24 Jul Company news: Scentrics granted valuable patent in the US
Scentrics — a UK-based cybersecurity and machine learning company — has been granted a patent by the United States Patent and Trademarks Office for ‘Mobile Device Security’, one of the vital ingredients of its unique solution for ensuring both the privacy of your digital life and the safeguarding of national security through its architectural solution.
This is the company’s 11th successful patent application, affording Scentrics protection against imitators in key marketplaces. Further patent applications are also under consideration by the relevant offices worldwide, and the company will be giving updates as required.
Why is this important news? The value of Scentrics’ innovation is in its creation of new ways to conduct private messaging and encrypt digital content of all kinds for all platforms. Scentrics’ solution provides one-click privacy. Simple to use and implement, it’s completely scalable to protect an internet-sized population of humans and machines.
This sought-after IP is key to the value of Scentrics and its market. It has been the result of excellent academic input and industry collaboration.
The business offers a value proposition to all telco service providers, and others, looking to comply with the market-driven forces of privacy, balanced with domestic and international law, legal and regulatory constraints.
Platform for privacy
The main thrust of our commercial enterprise is to licence our specific techniques and their implementation to telcos, governments and application developers. We offer a platform that others can use to enable privacy for unlimited use cases — from simple mobile applications, to IoT and smart cities.

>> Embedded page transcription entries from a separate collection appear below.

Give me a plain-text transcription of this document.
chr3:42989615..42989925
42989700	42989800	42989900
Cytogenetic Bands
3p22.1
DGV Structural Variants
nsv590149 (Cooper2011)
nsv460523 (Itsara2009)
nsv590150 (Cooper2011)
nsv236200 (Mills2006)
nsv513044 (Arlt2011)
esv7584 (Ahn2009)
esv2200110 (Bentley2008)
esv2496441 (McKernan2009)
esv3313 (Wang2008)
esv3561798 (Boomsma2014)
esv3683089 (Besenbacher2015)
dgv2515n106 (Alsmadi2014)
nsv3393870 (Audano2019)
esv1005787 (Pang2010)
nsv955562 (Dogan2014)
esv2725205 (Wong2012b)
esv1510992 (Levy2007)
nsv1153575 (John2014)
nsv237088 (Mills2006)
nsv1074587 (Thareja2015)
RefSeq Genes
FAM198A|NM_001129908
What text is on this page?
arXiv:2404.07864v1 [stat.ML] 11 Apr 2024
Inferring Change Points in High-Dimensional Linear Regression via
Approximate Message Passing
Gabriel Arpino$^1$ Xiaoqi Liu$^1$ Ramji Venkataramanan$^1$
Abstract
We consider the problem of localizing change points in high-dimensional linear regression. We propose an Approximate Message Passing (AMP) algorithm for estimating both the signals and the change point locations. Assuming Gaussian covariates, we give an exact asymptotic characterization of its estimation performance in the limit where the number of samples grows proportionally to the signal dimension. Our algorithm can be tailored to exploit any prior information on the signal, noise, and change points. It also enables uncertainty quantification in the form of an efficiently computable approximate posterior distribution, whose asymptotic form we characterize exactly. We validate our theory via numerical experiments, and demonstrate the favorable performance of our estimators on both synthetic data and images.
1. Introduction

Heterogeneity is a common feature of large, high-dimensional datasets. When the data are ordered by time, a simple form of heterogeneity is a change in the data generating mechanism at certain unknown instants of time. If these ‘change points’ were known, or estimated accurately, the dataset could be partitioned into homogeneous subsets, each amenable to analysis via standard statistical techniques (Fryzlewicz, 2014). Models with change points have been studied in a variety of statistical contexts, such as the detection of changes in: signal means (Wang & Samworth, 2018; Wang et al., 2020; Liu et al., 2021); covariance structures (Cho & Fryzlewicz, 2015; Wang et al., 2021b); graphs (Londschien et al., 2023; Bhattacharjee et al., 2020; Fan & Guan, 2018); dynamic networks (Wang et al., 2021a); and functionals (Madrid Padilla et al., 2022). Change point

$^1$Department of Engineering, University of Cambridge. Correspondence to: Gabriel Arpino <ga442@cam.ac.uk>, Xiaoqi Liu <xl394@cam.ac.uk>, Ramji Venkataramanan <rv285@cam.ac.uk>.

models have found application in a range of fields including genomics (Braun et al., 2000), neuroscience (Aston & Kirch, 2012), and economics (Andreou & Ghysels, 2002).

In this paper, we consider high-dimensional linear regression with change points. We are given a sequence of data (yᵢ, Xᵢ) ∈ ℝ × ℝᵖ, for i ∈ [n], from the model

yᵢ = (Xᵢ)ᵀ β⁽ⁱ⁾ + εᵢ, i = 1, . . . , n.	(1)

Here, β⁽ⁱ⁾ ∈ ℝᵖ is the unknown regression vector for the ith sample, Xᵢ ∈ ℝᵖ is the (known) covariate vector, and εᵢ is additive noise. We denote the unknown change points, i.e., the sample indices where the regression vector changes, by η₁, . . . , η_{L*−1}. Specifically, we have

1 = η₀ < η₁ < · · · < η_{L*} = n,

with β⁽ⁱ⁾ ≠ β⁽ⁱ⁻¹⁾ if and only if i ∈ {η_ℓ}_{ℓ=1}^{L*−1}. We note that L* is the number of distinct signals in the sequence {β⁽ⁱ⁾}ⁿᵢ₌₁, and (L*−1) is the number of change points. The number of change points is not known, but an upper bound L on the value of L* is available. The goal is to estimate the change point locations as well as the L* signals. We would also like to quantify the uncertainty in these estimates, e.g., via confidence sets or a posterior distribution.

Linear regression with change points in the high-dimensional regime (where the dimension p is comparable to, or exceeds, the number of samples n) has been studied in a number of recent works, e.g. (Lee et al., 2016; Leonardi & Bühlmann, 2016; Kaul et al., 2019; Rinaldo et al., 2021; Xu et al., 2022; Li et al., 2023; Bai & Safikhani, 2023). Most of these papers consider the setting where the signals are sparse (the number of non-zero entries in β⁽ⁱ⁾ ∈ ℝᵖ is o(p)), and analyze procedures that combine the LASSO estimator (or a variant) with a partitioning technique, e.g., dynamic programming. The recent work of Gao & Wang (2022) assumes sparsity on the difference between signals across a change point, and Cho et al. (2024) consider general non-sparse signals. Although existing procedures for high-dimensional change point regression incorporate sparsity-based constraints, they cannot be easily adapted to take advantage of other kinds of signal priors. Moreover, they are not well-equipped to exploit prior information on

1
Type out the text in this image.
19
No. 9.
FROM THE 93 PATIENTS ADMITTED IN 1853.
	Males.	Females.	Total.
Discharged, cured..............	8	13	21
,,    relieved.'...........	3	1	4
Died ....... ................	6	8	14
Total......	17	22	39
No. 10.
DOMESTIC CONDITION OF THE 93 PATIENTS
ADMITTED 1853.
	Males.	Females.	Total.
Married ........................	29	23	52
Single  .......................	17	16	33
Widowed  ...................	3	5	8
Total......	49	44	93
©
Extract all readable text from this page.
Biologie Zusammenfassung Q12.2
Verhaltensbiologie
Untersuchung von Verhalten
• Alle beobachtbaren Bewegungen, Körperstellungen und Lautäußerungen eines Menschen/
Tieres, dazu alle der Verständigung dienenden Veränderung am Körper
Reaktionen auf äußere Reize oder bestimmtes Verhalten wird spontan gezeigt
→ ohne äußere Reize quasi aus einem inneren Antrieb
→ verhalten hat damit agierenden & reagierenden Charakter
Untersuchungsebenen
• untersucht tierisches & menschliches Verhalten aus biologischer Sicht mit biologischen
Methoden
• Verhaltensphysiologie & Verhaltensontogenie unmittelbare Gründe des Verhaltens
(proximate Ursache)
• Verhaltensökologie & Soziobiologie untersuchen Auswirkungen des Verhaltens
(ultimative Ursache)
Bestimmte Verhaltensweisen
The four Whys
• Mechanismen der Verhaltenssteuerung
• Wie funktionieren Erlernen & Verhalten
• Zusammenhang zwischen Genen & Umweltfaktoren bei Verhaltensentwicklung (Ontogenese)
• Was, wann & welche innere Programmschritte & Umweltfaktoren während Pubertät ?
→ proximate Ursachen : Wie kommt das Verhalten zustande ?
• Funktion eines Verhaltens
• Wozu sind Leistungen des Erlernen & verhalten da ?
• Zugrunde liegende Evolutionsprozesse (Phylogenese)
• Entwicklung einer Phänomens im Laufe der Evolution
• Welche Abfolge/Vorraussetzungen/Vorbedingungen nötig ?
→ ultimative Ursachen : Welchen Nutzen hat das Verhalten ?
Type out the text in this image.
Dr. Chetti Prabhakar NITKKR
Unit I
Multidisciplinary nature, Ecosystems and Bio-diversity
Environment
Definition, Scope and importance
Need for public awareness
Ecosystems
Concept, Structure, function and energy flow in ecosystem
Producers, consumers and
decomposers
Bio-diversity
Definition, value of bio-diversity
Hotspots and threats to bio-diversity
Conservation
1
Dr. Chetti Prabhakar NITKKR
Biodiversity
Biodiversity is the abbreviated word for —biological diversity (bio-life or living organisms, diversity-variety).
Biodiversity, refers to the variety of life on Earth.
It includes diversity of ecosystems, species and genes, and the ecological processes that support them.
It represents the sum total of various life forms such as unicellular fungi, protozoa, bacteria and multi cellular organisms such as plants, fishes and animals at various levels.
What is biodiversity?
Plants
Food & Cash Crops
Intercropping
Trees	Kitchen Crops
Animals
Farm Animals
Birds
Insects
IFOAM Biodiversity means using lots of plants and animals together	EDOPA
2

Our ‘Mobile Device Security‘ patent, put very simply, describes a method for encrypting and decrypting messages using centralised, separate key servers to create, store and distribute the keys used to carry out those encryption actions. And for the recovery of specific keys should the service owners be served with a legal warrant by security or law enforcement agencies.
A second patent, ‘System and method of enforcing a computer policy‘, is also owned by Scentrics in multiple territories. This is designed to help enterprises keep information and devices secure by only allowing access to encryption keys – once again, kept on a remote server – if the device is verified to be operating according to the organisation’s security policies. If it is not, then the organisation can restrict the functionality of the device, by preventing it from connecting to the Internet, for example. It can also protect against the theft or loss of the device by preventing access to information, over and above the built-in security of the device itself. This patent describes certain important aspects of our key management methods and will also be key to Scentrics’ movement into corporate markets in the future.
Between these two patents, and their successful grant in key territories, Scentrics has a robust defence against potential competitors and this gives us an important ‘foot-in-the-door’ when we approach potential customers. It would be very difficult to imitate our solution, the importance of which is becoming increasingly evident as both the demand for digital privacy and the shortcomings of existing encryption methods become clearer.